Le plaidoyer qui suit, puisque ce texte constituera un aperçu de certaines idées et opinions personnelles, reprendra les idées énoncées ci-haut. Il s’agira aussi de lancer certaines questions qui semblent toujours pertinentes : pourquoi encore s’entêter à faire de l’histoire en 2010? Comment peut-on l’écrire et la dire, dans un monde où la sphère publique et les technologies de l’information occupent de si grandes places? Et que peut apporter l’histoire à la compréhension des débats et enjeux de notre époque?

La nouvelle revue HistoireEngagee.ca, à laquelle je suis associé, offrait l’occasion de réfléchir à ces questions en permettant de formuler quelques idées sur le concept d’engagement historien. Cette revue en ligne s’inscrit dans la foulée de revues et sites Internet semblables, tels que HistoryandPolicy.org et ActiveHistory.ca, qui visent à arrimer la discipline historienne aux enjeux et politiques du présent. L’avantage de tels sites Internet est de pouvoir commenter et écrire au sujet d’événements actuels, sans avoir à subir les longs délais reliés au monde de l’édition papier. Auparavant, les délais pouvaient facilement rendre un nouvel article (traitant d’un sujet d’actualité) obsolète puisque les gens et les journalistes risquaient d’être déjà passés à autre chose au moment de sa publication.
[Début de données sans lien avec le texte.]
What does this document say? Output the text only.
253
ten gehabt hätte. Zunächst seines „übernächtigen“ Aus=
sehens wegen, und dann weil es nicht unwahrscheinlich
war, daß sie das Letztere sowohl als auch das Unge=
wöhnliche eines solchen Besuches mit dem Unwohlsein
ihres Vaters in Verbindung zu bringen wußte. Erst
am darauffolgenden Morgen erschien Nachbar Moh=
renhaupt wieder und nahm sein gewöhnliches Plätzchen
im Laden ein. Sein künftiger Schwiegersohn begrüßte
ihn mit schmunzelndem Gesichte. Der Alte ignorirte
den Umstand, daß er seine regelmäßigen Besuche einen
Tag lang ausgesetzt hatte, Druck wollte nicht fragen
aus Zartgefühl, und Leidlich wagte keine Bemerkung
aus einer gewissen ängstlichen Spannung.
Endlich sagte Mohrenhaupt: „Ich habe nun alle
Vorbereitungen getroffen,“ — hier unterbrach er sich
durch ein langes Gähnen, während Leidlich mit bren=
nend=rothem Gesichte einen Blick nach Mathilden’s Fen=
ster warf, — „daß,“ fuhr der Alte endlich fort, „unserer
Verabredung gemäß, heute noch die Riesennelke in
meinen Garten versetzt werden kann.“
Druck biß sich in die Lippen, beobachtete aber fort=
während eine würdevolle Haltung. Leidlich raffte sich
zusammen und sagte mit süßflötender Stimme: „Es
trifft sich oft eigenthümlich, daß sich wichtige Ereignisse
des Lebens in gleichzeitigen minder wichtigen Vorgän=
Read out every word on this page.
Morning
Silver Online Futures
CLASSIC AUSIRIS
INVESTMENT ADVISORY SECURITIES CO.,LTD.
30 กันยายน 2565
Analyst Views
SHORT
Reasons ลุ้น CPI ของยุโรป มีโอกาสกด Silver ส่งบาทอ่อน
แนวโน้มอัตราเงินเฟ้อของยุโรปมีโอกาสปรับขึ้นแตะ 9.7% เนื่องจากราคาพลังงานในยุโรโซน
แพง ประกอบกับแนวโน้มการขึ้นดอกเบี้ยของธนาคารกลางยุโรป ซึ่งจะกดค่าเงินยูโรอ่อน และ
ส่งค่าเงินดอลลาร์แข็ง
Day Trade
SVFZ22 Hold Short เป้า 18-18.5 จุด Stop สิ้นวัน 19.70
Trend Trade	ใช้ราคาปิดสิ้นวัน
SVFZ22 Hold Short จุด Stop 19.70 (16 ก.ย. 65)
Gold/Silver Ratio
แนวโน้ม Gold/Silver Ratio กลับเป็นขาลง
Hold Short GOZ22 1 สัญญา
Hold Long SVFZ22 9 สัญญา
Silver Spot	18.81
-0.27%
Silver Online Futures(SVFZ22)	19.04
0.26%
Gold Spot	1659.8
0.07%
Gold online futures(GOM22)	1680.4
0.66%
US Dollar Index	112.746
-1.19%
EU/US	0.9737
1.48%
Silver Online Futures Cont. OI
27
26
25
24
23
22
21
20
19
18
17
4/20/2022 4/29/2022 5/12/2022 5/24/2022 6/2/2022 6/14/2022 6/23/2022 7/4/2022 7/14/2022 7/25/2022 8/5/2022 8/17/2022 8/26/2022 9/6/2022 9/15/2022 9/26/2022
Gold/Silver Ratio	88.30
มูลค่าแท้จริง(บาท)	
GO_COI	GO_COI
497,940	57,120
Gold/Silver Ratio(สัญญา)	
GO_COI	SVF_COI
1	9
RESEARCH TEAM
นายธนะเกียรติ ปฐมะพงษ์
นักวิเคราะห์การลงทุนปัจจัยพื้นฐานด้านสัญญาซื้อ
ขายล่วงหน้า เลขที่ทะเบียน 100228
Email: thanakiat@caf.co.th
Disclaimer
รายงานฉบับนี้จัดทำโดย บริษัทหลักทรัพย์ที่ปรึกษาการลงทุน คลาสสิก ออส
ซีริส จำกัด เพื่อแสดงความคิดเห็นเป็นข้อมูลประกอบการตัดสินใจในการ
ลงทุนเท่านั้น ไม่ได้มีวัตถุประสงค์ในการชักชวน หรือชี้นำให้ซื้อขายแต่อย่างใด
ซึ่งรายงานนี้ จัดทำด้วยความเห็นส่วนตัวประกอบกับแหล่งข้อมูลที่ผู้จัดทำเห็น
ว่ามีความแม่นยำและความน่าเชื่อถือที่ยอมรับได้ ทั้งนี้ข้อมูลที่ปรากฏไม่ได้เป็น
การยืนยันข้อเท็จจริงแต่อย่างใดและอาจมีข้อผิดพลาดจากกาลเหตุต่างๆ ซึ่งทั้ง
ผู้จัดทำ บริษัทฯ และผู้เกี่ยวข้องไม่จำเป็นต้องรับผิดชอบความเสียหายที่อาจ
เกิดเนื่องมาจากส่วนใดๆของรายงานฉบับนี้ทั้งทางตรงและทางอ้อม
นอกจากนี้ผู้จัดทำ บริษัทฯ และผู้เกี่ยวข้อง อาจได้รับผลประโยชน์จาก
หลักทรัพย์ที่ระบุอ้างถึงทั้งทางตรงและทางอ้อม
Ce texte s’inspirera de réflexions personnelles, apparues très tôt au commencement de mes études doctorales en histoire. Ces réflexions (et les doutes qui apparaissaient parfois s’y coller si facilement!) avaient souvent à voir au sens à donner au travail historique et à l’utilité de la recherche intellectuelle en sciences humaines; réflexions sans doute partagées par d’autres historiens et historiennes. En effet, pourquoi faire ce métier qui semble parfois si déconnecté de la réalité quotidienne? Comment expliquer l’importance de ces longues recherches archivistiques aux gens qui nous entourent et qui, plus d’une fois (quoique souvent involontairement), nous font douter de leur pertinence?

Cet article sera divisé en trois parties. Je traiterai d’abord du phénomène de professionnalisation de la discipline historique en Amérique du Nord depuis la fin du 19e siècle. Je soulignerai ensuite les conséquences paradoxales qu’a pu engendrer cette professionnalisation sur le plan de la diffusion des travaux historiques et de la façon de faire l’histoire. En guise de conclusion, je donnerai une définition de l’histoire engagée (puisque plusieurs définitions peuvent être accolées à ce concept) en tentant de démontrer les mérites, pour les historiens professionnels canadiens et québécois, de participer plus activement aux débats et défis de notre temps.

Sans être au service d’une idéologie ou d’une cause politique et sociale spécifique, je noterai que l’engagement des historiens dans la sphère médiatique, publique, sociale, est possible. Et ceci, sans miner les principes élémentaires de la recherche critique propre à l’histoire. Sans réfuter l’importance du concept d’esprit critique et de quête d’objectivité, je ferai miens les propos tenus il y a vingt ans par Thomas L. Haskell. Défendant son concept d’objectivité, il trouvait l’analogie entre le travail des historiens et des juges fort à propos. En autant que l’on ne conçoive pas les juges comme des êtres totalement neutres et indifférents à la société qui les entourent. Les juges, comme les historiens, doivent être ouverts aux opinions, aux interprétations et aux grands enjeux actuels. Comme le propose Haskell, il serait étrange pour un juge de ne pas poser de jugements. Si les juges doivent se montrer justes et rationnels, cela n’équivaut pas à un «disengagement from life».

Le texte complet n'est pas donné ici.